Tags: Sinhalese, Sri Lanka, Tamil, Violence
Jude Ratnam didn’t realize he would be telling his own story. Initially, Ratnam set out to make a film about the Sri Lankan Civil War, using the railway connecting the Sinhalese-dominated south and the Tamil-dominated north as a springboard for his explorations.
“You can’t rationally understand the process of art-making,” Ratnam told Kajal. “But one day, my producer pointed out that my story as a five-year-old traveling on the train would be much more interesting than what we had, and the process continued from there.”
What came of this decade-long process was Demons in Paradise, the first film by a Tamil-Sri Lankan director to premiere at the Festival de Cannes and that examines the war from Ratnam’s eyes.
Ratnam, a Tamil Sri Lankan from Colombo, escaped north by train during the anti-Tamil riots in the 1980s — riots in which police officers and government officials helped mobs target Tamil people.
The civil war between the predominantly Sinhalese government and the Liberation Tigers of Tamil Eelam (LTTE) ended in 2009, lasting almost 30 years and taking tens of thousands of lives, if not more. As someone who grew up and came of age during the height of the violence, Ratnam wanted to explore a side of the war that few have brought to an international audience: the violence of the LTTE and Tamil militant groups against the Tamil minority community. In the film he follows his uncle, who was part of a Tamil rebel group that was eventually dominated by the LTTE, back to the north. There, they meet with men who recount the horrific violence between Tamils, with nervous laughter breaking up frank descriptions of murder and torture.
In one of the final scenes of the movie, a group of former Tamil militants and rebels from various groups sit around a fire and discuss the cost of their violence on the community. Strikingly, the atrocities committed by the government aren’t mentioned. Many in the Tamil community have criticized Ratnam’s approach, arguing that shifting the focus away from the discrimination and war crimes committed by the government against the Tamil minority is more harmful than helpful.
“It isn’t up to any one person to wave a magic wand and say what is damaging and what is not,” Ratnam counters when asked about these criticisms.

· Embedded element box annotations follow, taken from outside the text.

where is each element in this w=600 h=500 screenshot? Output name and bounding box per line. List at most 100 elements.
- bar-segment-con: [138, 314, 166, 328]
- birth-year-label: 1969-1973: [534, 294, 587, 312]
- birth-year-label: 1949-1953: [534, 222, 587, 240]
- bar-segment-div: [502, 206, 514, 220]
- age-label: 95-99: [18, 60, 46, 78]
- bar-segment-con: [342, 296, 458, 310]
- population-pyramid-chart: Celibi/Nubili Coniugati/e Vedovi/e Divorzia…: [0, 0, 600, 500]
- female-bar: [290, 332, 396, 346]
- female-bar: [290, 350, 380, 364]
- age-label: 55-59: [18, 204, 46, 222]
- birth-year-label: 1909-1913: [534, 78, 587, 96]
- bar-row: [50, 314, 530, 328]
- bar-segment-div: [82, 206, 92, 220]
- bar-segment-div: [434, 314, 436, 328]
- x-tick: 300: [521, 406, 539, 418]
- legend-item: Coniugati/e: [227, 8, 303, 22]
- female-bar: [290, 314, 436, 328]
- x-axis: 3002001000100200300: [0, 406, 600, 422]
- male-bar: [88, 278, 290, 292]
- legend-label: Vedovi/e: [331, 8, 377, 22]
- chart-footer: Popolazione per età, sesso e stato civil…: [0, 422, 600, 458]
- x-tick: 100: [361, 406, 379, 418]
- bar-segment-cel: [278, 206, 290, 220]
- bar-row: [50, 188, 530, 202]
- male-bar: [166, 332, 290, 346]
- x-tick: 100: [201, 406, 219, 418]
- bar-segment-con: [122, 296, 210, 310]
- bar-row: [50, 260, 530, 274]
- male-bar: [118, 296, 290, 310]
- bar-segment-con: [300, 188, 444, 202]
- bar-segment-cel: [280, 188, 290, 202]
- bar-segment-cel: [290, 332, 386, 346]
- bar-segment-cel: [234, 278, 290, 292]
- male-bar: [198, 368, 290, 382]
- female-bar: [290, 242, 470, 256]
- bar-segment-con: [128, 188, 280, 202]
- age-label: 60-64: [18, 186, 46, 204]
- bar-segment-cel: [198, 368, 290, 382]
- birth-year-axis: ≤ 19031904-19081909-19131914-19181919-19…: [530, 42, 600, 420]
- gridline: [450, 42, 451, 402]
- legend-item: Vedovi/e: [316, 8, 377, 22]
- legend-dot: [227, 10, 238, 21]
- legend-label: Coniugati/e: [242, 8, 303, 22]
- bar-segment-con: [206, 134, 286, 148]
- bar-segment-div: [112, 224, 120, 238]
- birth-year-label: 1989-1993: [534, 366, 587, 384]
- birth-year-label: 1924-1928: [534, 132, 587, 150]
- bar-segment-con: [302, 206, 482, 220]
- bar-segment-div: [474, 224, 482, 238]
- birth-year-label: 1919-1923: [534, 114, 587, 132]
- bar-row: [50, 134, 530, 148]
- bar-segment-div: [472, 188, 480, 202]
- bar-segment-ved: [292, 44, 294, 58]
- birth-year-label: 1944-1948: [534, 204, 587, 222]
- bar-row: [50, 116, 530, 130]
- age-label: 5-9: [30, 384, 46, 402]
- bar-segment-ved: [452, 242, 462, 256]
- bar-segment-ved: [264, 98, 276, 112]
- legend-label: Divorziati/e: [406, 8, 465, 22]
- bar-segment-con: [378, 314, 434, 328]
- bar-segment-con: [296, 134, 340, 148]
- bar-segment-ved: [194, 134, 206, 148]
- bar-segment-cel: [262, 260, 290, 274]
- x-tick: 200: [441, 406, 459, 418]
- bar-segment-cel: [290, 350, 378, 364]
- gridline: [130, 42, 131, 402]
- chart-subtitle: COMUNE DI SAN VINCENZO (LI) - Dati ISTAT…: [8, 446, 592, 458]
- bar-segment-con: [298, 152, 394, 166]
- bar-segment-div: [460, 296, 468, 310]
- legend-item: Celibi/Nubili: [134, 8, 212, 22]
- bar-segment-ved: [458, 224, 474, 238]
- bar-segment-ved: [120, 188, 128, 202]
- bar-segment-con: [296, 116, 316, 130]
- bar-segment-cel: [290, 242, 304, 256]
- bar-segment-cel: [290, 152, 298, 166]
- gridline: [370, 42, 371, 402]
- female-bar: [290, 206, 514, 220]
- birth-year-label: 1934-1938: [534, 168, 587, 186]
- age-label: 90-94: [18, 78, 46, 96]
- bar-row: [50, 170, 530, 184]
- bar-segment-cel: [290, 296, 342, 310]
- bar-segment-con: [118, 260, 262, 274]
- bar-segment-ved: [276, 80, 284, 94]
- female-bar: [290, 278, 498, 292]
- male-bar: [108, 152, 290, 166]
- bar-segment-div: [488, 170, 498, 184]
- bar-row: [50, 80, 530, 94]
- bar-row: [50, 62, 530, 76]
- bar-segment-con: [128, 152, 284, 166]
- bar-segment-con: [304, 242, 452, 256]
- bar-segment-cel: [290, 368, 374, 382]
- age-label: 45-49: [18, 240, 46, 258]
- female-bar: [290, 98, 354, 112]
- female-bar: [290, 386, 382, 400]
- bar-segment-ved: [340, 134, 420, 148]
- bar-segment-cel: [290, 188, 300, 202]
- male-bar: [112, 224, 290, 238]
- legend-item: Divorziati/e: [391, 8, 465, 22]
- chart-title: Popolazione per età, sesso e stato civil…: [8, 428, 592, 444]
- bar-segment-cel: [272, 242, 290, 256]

Ratnam does not deny that the ethnic tension between Sinhalese people and Tamil people contributed to great suffering, and that the government should be held accountable for crimes committed during the war. That’s just not the story he was driven to tell.
It isn’t up to any one person to wave a magic wand and say what is damaging and what is not
Throughout our conversation, Ratnam continues to come back to the same point — in the face of suffering, of complexity and conflict, all you can do is stay true to your own story and intuition about what others need to hear. He grounds himself in what he refers to as his artistic integrity, in the drive to bring to light something that many try to erase. Thousands of Tamils died at the hands of people who claimed to be representing them, those who were their neighbors and their friends, in many cases. This is a hard thing to ask people to acknowledge and remember. But to Ratnam, that’s the point.
“We must deal with this if we are to move forward,” he says. “During the riots, they told us to wait for Eelam [an independent Tamil state] before we talk about these things. When the war ended, they told us to wait for the international community to prosecute war crimes. It always seems to be ‘too soon.’”
Despite his drive to bring this story to light, Ratnam does not see himself as an activist or political artist. He is wary of those who may use the film to push a political narrative, preferring that viewers interpret the story in their own way. He does not believe that the film should be used as a specific tool for action, but rather as a tool for introspection and remembrance. Influenced by films like Night and Fog, which examines atrocities in Nazi-run concentration camps, and S21: The Khmer Rouge Killing Machine by Cambodian director Rithy Pan, Ratnam believes in the power of memory and examining hard truths.
“People are going to be uncomfortable when they watch it. I want people to watch the movie and then sit with it, contemplate it,” he says.
Demons in Paradise has been shown internationally, but last month, it was banned from the Jaffna Film Festival in the north of Sri Lanka. Ratnam is frustrated that this story hasn’t been heard widely in the place where it is set, but he is hopeful that people will begin to see the value in looking into what happened within the Tamil community.
When asked about moving forward, Ratnam is only sure of one thing — trusting his artistic integrity to tell the next story that needs to be told.